Saturday, February 2, 2013

On DVD: Better-late-than-never award to Barbara-Anne Steegmuller's SUPERPOWER

One can be forgiven for finding SUPERPOWER, the documentary that has won a number of smaller festival awards, a bit like a trip around a block you know rather well and have made several times before. Appearing only now on DVD, with no theatrical release, this two-hour film was first seen back in 2008 (and was probably in the making at least a year or more prior to that). And yet the film -- which begins by tackling the USA's foreign policy over the decades and demonstrating how fake this was in terms of bringing democracy to almost anyone; goes on to survey our wartime experience, with particular attention paid to the two wars begun under the regime of George W. Bush; then turns its view purely to this new millennium and our use of torture and "rendition,"  while showing how globalization fits snugly into the goals of our government, the IMF and World Bank; before coming down hardest of all on the infamous Patriot Act -- seems as important now as it probably did five years ago. Perhaps even more so when you consider how little change has occurred or what has really been done to undo the injustices -- monetary, social and political -- of the sleazy and criminal Bush regime. (The section on the Patriot Act is good enough and important enough to be expanded into a documentary all its own.)

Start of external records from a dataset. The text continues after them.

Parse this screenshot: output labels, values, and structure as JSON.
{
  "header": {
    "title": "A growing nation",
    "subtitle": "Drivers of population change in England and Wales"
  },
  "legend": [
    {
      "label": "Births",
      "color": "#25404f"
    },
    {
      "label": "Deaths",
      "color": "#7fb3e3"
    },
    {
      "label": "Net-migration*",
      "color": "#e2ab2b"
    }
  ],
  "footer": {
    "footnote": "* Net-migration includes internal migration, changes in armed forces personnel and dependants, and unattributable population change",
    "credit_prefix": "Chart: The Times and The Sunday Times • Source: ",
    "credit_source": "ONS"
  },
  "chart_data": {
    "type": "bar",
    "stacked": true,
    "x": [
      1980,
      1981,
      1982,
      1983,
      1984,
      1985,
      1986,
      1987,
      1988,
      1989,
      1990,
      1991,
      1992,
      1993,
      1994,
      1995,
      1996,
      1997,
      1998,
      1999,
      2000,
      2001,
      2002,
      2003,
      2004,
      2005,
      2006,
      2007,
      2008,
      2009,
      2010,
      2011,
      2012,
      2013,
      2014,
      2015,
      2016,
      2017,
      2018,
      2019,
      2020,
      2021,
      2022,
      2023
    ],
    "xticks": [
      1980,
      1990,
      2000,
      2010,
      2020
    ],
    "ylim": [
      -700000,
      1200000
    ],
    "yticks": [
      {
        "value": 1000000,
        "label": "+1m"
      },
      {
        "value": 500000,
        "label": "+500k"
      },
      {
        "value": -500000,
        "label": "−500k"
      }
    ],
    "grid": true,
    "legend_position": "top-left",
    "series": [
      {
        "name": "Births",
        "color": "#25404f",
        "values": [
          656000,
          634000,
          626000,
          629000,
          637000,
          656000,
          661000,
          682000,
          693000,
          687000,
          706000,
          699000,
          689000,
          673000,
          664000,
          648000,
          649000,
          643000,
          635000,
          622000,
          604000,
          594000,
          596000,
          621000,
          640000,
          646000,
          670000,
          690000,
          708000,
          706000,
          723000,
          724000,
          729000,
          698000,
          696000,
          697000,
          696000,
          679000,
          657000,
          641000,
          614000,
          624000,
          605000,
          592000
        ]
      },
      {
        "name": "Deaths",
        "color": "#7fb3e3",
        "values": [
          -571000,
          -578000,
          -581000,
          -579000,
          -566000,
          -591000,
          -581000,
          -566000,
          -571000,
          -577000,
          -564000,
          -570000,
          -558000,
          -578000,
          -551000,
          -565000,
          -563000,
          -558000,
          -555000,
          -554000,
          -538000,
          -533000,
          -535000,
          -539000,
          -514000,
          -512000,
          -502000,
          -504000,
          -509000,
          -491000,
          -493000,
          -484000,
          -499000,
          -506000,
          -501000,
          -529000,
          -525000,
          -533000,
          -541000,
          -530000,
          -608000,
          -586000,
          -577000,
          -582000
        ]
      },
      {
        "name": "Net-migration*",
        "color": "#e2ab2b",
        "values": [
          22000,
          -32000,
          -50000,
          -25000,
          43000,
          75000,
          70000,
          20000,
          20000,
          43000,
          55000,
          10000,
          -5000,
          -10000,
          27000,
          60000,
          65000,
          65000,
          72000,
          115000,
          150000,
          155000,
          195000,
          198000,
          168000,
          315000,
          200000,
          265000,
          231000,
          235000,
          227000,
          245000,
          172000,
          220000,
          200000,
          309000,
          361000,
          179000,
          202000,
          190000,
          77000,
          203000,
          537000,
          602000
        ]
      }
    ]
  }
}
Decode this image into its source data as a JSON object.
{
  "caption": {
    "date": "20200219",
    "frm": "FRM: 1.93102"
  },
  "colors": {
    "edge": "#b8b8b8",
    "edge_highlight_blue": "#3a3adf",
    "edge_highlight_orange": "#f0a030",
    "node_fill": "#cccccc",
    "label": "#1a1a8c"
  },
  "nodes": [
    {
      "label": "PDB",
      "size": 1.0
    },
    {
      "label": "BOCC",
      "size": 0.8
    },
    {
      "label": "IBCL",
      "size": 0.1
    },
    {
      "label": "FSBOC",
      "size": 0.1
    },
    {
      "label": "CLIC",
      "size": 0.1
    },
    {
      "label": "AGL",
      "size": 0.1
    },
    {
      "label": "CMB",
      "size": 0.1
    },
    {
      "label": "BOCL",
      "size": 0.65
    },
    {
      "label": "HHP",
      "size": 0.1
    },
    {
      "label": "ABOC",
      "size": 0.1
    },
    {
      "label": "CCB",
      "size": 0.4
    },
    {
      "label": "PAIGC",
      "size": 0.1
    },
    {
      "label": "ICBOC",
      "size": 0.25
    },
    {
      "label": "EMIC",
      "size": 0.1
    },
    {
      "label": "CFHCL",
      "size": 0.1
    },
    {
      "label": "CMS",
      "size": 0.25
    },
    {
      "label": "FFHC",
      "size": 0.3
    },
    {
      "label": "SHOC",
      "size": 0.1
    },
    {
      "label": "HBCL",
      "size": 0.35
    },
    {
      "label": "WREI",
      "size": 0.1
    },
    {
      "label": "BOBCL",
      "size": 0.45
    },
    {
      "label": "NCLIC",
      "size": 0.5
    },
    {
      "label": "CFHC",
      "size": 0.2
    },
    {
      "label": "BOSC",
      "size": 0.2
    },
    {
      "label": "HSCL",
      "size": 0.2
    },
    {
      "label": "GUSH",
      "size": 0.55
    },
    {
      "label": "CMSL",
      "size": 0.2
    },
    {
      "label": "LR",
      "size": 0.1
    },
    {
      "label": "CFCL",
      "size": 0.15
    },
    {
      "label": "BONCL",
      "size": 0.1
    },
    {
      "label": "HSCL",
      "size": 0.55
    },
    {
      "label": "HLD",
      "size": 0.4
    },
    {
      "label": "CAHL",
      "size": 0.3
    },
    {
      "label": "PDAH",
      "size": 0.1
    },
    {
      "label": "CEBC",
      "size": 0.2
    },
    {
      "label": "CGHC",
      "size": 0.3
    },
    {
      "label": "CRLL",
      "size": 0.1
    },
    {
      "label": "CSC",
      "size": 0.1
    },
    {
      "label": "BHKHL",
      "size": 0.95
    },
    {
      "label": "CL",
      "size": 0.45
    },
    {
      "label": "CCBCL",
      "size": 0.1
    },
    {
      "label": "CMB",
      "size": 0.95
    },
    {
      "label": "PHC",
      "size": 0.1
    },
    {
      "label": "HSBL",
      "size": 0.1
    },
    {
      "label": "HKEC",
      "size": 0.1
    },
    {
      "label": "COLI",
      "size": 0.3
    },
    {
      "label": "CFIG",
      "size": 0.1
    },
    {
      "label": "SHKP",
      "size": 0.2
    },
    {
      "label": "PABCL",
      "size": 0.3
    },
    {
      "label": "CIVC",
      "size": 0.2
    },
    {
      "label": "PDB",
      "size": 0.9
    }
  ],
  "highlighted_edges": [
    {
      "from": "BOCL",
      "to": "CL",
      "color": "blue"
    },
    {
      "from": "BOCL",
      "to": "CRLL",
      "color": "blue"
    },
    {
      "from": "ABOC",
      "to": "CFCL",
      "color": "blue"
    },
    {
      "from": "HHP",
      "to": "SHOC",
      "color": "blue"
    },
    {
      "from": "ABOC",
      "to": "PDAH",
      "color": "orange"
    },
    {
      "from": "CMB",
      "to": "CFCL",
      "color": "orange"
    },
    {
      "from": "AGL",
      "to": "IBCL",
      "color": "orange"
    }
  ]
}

Put together as a lengthy (the film is two hours long but almost never boring, even when you already know what's being said) series of talking heads and accompanying visuals by a first-time filmmaker named Barbara-Anne Steegmuller, shown at right, the movie will quickly seem un-American to those viewers who insist upon holding our country aloft as the world's prime example of democracy and justice. But for those who have really looked at what has happened over decades (since the Reagan administration) and especially since 9/11, the movie will seem like a crash course in the truth. Beginning and ending with words from President Eisenhower, the documentary speaks to and through several generations.

Speakers range from the always thoughtful and on-point Karen Kwiatkowski (below) to Noam Chomsky (above), the late Chalmers Johnson and Jeff Jones. At one point, piecing together the connections between Halliburton, Dick Cheney, politicians and lack of oversight, you will be reminded perhaps of the dismal way in which the foxy SEC has overseen the hen-houses of Wall Street and the banking industry. "That's real treason," notes a speaker at one point in the film, and it will be for difficult for many viewers to disagree. Notes another: The U.S. has become "an institutionalized war economy directed by corporate executives in collusion with the military." Again, disagreement? Doubtful. President Eisenhower has turned over in his grave so many times by this point, we're surprised he's still in it.

"Lies upon lies upon lies are told. And none of them are discredited until after the fact."  This statement is made about our entry into the Iraq war, but it holds just as true for much that has happened since and is still going on. So many subjects are brought to the fore -- collusion, racketeering, a brainwashed U.S. public, conspiracy theories regarding 9/11 as a "false flag" attack (the movie comes a little too close to this one, before backing a bit away) -- that the plate is full to overflowing, with a bit too much to digest, even given the two-hour running time. And the organization here could be better, too: Suddenly we're back again to oil as the reason for overthrowing dictators, a subject broached much earlier on.

Overall, though, what's here is worth hearing (yet again) and seeing, from the perspective of Ms Steegmuller. As one of the speakers explains succinctly: "When Americans realize the difference between what their government says and what it does, they will begin to turn."  We saw the beginning of a turn with the election of Obama, but that has not worked out as well as many of his supporters would have wanted. Hence the Occupy movements worldwide, the continuing Arab spring, and many of the grassroots groups that have sprung up here and abroad.

What with the worldwide web so accessible and secrets of all kinds so much harder to keep (thank you, Mr. Assange), all we can do, I suppose, is keep pushing and hope this "turn" will take its course. (And not turn back in the other direction.) Superpower becomes available on DVD and VOD platforms this Tuesday, February 5, from Cinema Libre Studio. Check it out for another angry and depressing walk down memory lane --- but one that might make you even more determined to enact some real change.